Ceski Krumlov: The Water Sports

So we drove on from the Danube, knowing we would see it again, heading north, back into the Czech Republic,* our destination the Rickie Stevie League of Undiscovered Cities town of Ceski Krumlov. It also happens to be another World Heritage Site. We found it easily enough, and though the only campground location we had was on GPS, we found it easily enough too. What we found, however, had no RVs or Wohnmobils, only tents, hundreds of them. Many hundreds. We thought maybe it was a Czech Woodstock. The throng was gentle enough, however, mostly young, and many with young children. We generally feel safe around young children. Anyhow, we found the recepcion and paid our 10 dineros, and all was well, if somewhat goofy, until the mother of all thunderstorms hit. We probably were the only persons in the campground who were not flooded out.
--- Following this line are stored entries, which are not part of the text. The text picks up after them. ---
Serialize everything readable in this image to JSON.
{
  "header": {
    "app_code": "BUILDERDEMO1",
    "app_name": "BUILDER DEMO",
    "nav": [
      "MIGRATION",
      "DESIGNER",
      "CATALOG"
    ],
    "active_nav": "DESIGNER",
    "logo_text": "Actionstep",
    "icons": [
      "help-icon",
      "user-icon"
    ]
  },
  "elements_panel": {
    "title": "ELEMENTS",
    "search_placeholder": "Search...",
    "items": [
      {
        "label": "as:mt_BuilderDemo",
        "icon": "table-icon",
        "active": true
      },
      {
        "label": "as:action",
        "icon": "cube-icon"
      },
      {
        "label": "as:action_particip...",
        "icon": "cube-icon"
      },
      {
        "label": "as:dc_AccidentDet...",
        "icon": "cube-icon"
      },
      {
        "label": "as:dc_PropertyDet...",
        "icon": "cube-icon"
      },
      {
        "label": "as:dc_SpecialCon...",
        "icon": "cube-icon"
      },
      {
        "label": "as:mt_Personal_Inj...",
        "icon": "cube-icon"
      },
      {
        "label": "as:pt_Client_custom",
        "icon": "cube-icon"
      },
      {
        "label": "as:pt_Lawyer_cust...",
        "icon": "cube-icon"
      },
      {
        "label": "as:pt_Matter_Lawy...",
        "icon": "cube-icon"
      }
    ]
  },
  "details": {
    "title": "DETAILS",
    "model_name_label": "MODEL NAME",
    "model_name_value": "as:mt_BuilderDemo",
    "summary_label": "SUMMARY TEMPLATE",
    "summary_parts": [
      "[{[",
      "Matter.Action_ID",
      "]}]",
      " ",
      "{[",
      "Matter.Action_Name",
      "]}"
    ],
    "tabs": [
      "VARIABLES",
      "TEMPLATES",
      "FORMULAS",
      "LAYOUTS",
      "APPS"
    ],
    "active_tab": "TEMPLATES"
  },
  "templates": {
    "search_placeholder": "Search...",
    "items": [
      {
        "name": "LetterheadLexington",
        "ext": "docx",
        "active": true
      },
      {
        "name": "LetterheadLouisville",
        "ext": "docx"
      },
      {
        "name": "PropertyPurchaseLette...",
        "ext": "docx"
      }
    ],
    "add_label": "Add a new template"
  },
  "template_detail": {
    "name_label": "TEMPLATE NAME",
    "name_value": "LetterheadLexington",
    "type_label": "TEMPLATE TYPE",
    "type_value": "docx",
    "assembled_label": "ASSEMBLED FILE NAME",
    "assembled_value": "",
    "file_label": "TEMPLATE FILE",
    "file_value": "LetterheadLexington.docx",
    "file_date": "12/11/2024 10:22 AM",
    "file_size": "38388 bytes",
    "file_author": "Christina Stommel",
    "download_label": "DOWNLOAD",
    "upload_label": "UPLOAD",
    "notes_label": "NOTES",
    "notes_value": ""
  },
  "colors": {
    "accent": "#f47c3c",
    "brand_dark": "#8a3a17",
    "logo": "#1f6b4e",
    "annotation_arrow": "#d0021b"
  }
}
What we had wandered into was a 3 day Czech weekend, in the summertime, and one of the national past-times, floating the gentle and shallow Vltava river that wraps itself almost entirely around Ceski Krumlov. From Wulingyuan in China, to Ceski Krumlov in the Czech Republic, I continue to see river floating as one of the great humanizing activities, one in which people show their true nature. Etc. The Czechs appear to be a very orderly and peaceable lot, if a bit prone to sunburn. We saw no river drunks and no water fights. At the TI, between her English and my Czech, I discerned that the holiday celebrated the two saints who had brought Christianity to the Czechs. A fitting occasion for weekend water sports, I thought. We hoped we might also join in the festivities until we learned that every boat in the county had already been rented.
The lower of three levels of tents; from the middle, looking
up-river















Ditto, looking the other way; you can see our camper
middle-right; there was another such campground, a few
hundred meters up the river with, presumably, hundreds
more tents

















The campground cafe/pub, just before the deluge














Next day was sunny and warm; the less quiet parts of the
river are navigated through little chutes, thus















And thus














As I said, they are an orderly people; here passing by a
cafe where we had stopped to snack















From the castle heights, queuing up for the portage














And re-embarking














I think this may have been a mandatory beer stop














Another chute, another queue; another day on the Vltava

























































*our primary motivation here was to avoid the Austrian autobahns, heading west, which require a hefty “vignette,” or usage fee, or rather, for our size and weight, purchase of a “GO Box” that uses GPS to track and charge for usage of said autobahns. Austrian restaurants charge for bread by the piece, ordered or consumed. Similarly for autobahns. It would be an outrage for the Czechs to so charge for use of their “autobahns.”